OFLUX_PROJECT_NAME:=dwarves

include $(SRCDIR)/Mk/oflux_example.mk

$(OFLUX_PROJECT_NAME)_OFLUX_CXXFLAGS+= -DHASINIT -DHASDEINIT

The dwarves.flux file describes the flow:

node SnowWhite () => (int apple_id);
node Dwarf (int apple_id) => ();
source SnowWhite -> Dwarf;

The C++ code for these nodes is pretty simple.
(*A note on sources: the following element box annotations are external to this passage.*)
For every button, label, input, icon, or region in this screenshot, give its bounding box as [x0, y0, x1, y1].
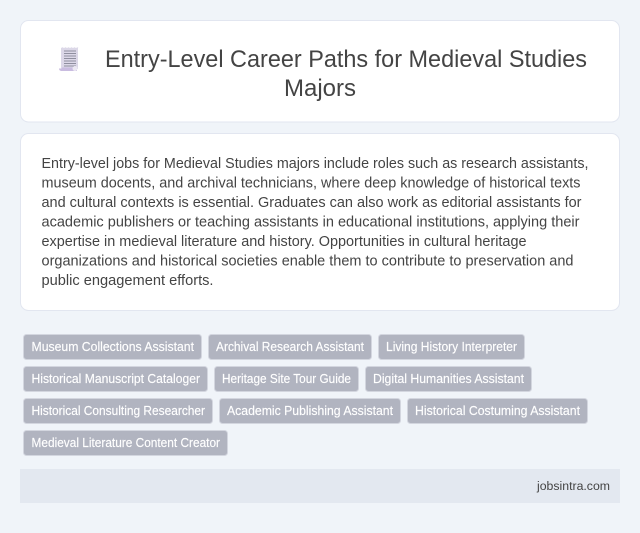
description panel [20, 134, 620, 310]
footer source text: jobsintra.com [536, 479, 610, 493]
tag list [24, 334, 588, 456]
tag: Medieval Literature Content Creator [32, 436, 220, 450]
title [105, 46, 587, 102]
description text [42, 156, 588, 289]
description text: Entry-level jobs for Medieval Studies majors include roles such as research assistants, [42, 156, 588, 172]
tag: Academic Publishing Assistant [227, 404, 393, 418]
icon: manuscript scroll [59, 47, 78, 71]
tag [24, 398, 212, 424]
description text: expertise in medieval literature and history. Opportunities in cultural heritage [42, 234, 526, 250]
tag: Living History Interpreter [386, 340, 517, 354]
title: Entry-Level Career Paths for Medieval Studies [105, 46, 587, 73]
tag: Historical Consulting Researcher [32, 404, 205, 418]
tag [366, 366, 532, 392]
tag: Digital Humanities Assistant [373, 372, 524, 386]
tag: Heritage Site Tour Guide [222, 372, 351, 386]
title: Majors [284, 75, 356, 102]
description text: organizations and historical societies enable them to contribute to preservation and [42, 254, 574, 270]
description text: and cultural contexts is essential. Graduates can also work as editorial assistants for [42, 195, 582, 211]
description text: museum docents, and archival technicians, where deep knowledge of historical texts [42, 176, 580, 192]
tag [208, 334, 372, 360]
footer [20, 469, 620, 503]
tag [24, 430, 228, 456]
header panel [20, 20, 620, 122]
tag: Historical Costuming Assistant [415, 404, 580, 418]
description text: public engagement efforts. [42, 273, 214, 289]
tag: Historical Manuscript Cataloger [32, 372, 200, 386]
tag [214, 366, 358, 392]
tag: Museum Collections Assistant [32, 340, 194, 354]
tag [220, 398, 400, 424]
tag [408, 398, 588, 424]
description text: academic publishers or teaching assistants in educational institutions, applying their [42, 214, 580, 230]
tag [24, 366, 208, 392]
tag [24, 334, 202, 360]
tag: Archival Research Assistant [216, 340, 364, 354]
tag [378, 334, 524, 360]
Every 0.10 ms SnowWhite sends out an apple, and a Dwarf picks it up and does ten 0.10 ms sleeps in order to consume it (in mImpl_dwarves.cpp):

#include "OFluxGenerate_dwarves.h"
#include "OFluxRunTimeAbstract.h"
#include <sys/time.h>
#include <unistd.h>
#include <cstdlib>

long dwarf_count = 0;
extern oflux::shared_ptr<oflux::runtimeabstract> theRT;

int
SnowWhite(const SnowWhite_in *
        , SnowWhite_out * out
        , SnowWhite_atoms *)
{
        static int apples = 0;
        out->apple_id = apples++;
        if(apples>10000) {
                theRT->hard_kill();
        }
        usleep(100);
        return 0;
}

int
Dwarf(    const Dwarf_in * in
        , Dwarf_out *
        , Dwarf_atoms *)
{
        __sync_fetch_and_add(&dwarf_count,1);
        for(size_t i = 0;i < 10; ++i) {
                usleep(100);
        }
        return 0;
}

I have also added code to produce statistics when the program exits:
struct timeval tv_start;

void
deinit()
{
        struct timeval tv_end;
        gettimeofday(&tv_end,0);
        double total_time = tv_end.tv_sec-tv_start.tv_sec
                + (tv_end.tv_usec - tv_start.tv_usec)
                   /1000000.00;
        double dps = dwarf_count / total_time;
        printf("ran %lf seconds, dispatched %lf "
               "dwarves per second\n"
                , total_time
                , dps);
}

void
init(int argc,char * argv[])
{
        atexit(deinit);
        gettimeofday(&tv_start,0);
}

As is, the dwarves.flux flow will produce the following output on my Asus 1000HE netbook (which has 2 hardware contexts and 1 core):

 # ./builds/_Linux_i686_production/run-dwarves.sh \
   2> /dev/null  | grep ran
ran 5.109480 seconds, dispatched 1957.146324 dwarves per second

Detaching Dwarves


But if we make the Dwarf node detached (which I claim will likely be of benefit since the usleep shimmed system call will be called less frequently:

node SnowWhite () => (int apple_id);
node detached Dwarf (int apple_id) => ();
source SnowWhite -> Dwarf;

Re-running the test, we can see that we are running a little faster:

 # ./builds/_Linux_i686_production/run-dwarves.sh \
   2> /dev/null  | grep ran
ran 3.468819 seconds, dispatched 2882.825538 dwarves per second

So detaching nodes can pay off handsomely if it is safe to do so, since it reduces the in and out of the main run-time mutex.  It is unsafe to do this if there is something about the node source code which makes it unsafe (e.g. mutating non-local state).  Detached nodes are also useful when making calls to 3rd party libraries which (themselves) have mutexes -- in order to avoid a deadlock with the run-time mutex.